The only simple rule in investment analysis is that there are no other simple rules. We use our experience and investment judgment, combined with our knowledge of relevant economic, competitive and risk factors, to evaluate a large variety of raw information. Ultimately, we develop our own estimates of current and projected future values of various investments in order to build investment portfolios designed to pursue our clients' investment objectives. Simply put, our own research powers our investment performance, and economics and investment analysis power our research.
In investing, that which everyone knows is seldom worth knowing, because common knowledge is usually built into each investment's current price. If we listened to the various investment gurus of the moment, read Wall Street opinions all day, and managed our clients' accounts accordingly, we would be relegated, at best, to mediocrity. Because we seek to pursue superior investment results, we focus instead on our own rigorous research and analysis of economic and investment factors. In order to enhance the independence of our research, we avoid certain common conflicts of interest and potential conflicts of interest, such as the use of “soft dollars” (paying for certain investment manager expenses with client commission dollars), investment banking activities (the managing of securities offerings), market-making (buying and selling securities using one's own inventory) and commission-oriented compensation.
In producing our own detailed, rigorous research, we consider a wide variety of economic and financial factors such as:
- Industry and company growth characteristics
- Competitive positions and barriers to competition
- Quality of management
- Stock price relative to important financial metrics, such as per-share earnings, cash flow, dividends, book value, replacement value, etc.
- Balance sheet analysis (e.g., liquidity, leverage, nature of assets and liabilities)
- Income statement analysis (e.g., operating and net profit margins, tax rates, etc.)
- Flow-of-funds analysis--a detailed review of the company's sources and uses of cash
- Insider holdings and changes thereto
- Labor relations
Although some people identify economics mainly with short-term predictions of macroeconomic growth, inflation and unemployment, we believe that the real strength of economics is in the analysis of powerful, long-term forces in our economy.
It is sometimes said that managers who place more emphasis on corporate earnings growth are “growth” managers, while those who place more emphasis on a company's existing assets are “value” managers. Although this distinction may be popular, we feel that a meaningful categorization of money managers isn't that easy.

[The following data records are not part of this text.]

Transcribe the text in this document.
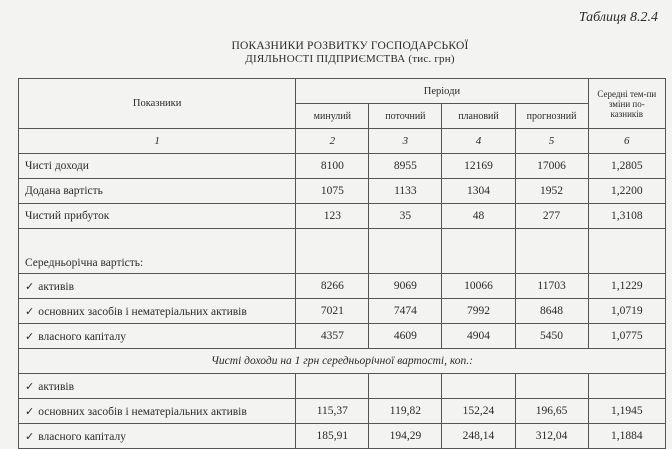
Таблиця 8.2.4
ПОКАЗНИКИ РОЗВИТКУ ГОСПОДАРСЬКОЇ
ДІЯЛЬНОСТІ ПІДПРИЄМСТВА (тис. грн)
Показники	Періоди				Середні тем-пи зміни по-казників
	минулий	поточний	плановий	прогнозний	
1	2	3	4	5	6
Чисті доходи	8100	8955	12169	17006	1,2805
Додана вартість	1075	1133	1304	1952	1,2200
Чистий прибуток	123	35	48	277	1,3108
Середньорічна вартість:					
✓ активів	8266	9069	10066	11703	1,1229
✓ основних засобів і нематеріальних активів	7021	7474	7992	8648	1,0719
✓ власного капіталу	4357	4609	4904	5450	1,0775
Чисті доходи на 1 грн середньорічної вартості, коп.:					
✓ активів					
✓ основних засобів і нематеріальних активів	115,37	119,82	152,24	196,65	1,1945
✓ власного капіталу	185,91	194,29	248,14	312,04	1,1884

In practice, not only are there other common investment approaches (e.g., “contrarian” and “momentum” styles), but there are considerable practical differences among those managers who emphasize earnings growth and among those who emphasize asset values. J. V. Bruni and Company might appropriately be described as pursuing “growth at a reasonable price,” because while we recognize the importance of long-term growth in corporate earnings, we are rarely willing to pay high prices (p/e ratios) for such growth. Simply put, we tend to look for under-recognized companies in order to acquire our growth prospects at attractive prices.

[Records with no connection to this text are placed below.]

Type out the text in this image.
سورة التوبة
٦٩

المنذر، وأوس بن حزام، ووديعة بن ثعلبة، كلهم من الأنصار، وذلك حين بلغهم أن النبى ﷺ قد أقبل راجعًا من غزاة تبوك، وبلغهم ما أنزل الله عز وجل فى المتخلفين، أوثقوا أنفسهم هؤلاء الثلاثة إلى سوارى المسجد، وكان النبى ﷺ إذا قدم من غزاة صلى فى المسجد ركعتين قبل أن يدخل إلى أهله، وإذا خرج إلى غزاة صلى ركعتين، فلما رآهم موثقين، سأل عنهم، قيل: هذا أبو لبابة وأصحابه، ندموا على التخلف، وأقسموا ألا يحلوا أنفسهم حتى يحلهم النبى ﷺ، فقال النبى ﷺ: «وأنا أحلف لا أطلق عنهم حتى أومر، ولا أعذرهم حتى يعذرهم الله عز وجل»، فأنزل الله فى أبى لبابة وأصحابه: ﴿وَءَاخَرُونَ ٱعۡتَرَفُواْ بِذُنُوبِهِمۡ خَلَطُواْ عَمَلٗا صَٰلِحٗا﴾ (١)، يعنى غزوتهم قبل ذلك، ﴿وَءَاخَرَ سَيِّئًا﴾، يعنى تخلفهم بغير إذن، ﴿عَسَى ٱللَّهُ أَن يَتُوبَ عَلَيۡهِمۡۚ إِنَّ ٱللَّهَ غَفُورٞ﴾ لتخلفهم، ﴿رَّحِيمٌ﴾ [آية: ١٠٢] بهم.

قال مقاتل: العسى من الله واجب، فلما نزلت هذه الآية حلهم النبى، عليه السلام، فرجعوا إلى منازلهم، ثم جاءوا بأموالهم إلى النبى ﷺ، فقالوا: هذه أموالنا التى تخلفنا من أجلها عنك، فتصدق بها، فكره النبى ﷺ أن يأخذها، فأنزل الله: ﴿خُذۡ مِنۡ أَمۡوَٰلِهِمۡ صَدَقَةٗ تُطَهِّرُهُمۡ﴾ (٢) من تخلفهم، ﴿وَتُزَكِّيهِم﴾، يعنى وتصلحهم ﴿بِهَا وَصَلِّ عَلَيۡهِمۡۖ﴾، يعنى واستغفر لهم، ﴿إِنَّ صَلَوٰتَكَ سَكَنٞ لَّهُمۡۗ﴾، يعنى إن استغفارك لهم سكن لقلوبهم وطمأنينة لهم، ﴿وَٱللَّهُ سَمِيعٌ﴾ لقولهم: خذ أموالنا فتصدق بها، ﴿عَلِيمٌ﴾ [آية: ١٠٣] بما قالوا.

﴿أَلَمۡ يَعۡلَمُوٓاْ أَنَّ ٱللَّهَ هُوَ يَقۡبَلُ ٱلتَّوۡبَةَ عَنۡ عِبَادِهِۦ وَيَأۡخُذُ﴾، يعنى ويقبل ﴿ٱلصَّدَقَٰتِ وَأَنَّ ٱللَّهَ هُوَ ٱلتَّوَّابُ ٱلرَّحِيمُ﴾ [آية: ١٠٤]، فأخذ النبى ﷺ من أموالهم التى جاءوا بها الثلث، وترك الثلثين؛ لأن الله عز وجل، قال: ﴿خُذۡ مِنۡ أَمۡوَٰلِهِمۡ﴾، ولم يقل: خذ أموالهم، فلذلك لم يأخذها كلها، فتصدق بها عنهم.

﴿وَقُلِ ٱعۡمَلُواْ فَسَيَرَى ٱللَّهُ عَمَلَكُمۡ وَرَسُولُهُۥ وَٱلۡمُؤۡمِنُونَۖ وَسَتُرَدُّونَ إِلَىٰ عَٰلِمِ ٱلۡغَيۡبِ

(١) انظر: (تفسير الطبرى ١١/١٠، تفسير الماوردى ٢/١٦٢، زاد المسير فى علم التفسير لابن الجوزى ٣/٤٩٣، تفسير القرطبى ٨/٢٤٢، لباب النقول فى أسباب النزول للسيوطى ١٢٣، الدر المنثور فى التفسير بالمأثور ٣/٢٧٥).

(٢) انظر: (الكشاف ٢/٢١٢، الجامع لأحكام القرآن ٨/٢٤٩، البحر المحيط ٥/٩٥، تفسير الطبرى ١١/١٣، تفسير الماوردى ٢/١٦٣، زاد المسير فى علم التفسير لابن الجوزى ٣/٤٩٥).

Regarding taxes, there is an important difference between minimizing taxes and maximizing after-tax returns. Minimizing taxes typically requires a minimization of taxable income, which can lead to low investment returns. We focus on maximizing after-tax returns for our clients by carefully considering all relevant investment factors, including taxes, in our decision-making.
Our strategy is simple: We pursue superior investment performance in support of each client’s investment objectives through singularly independent and intensive research and analysis.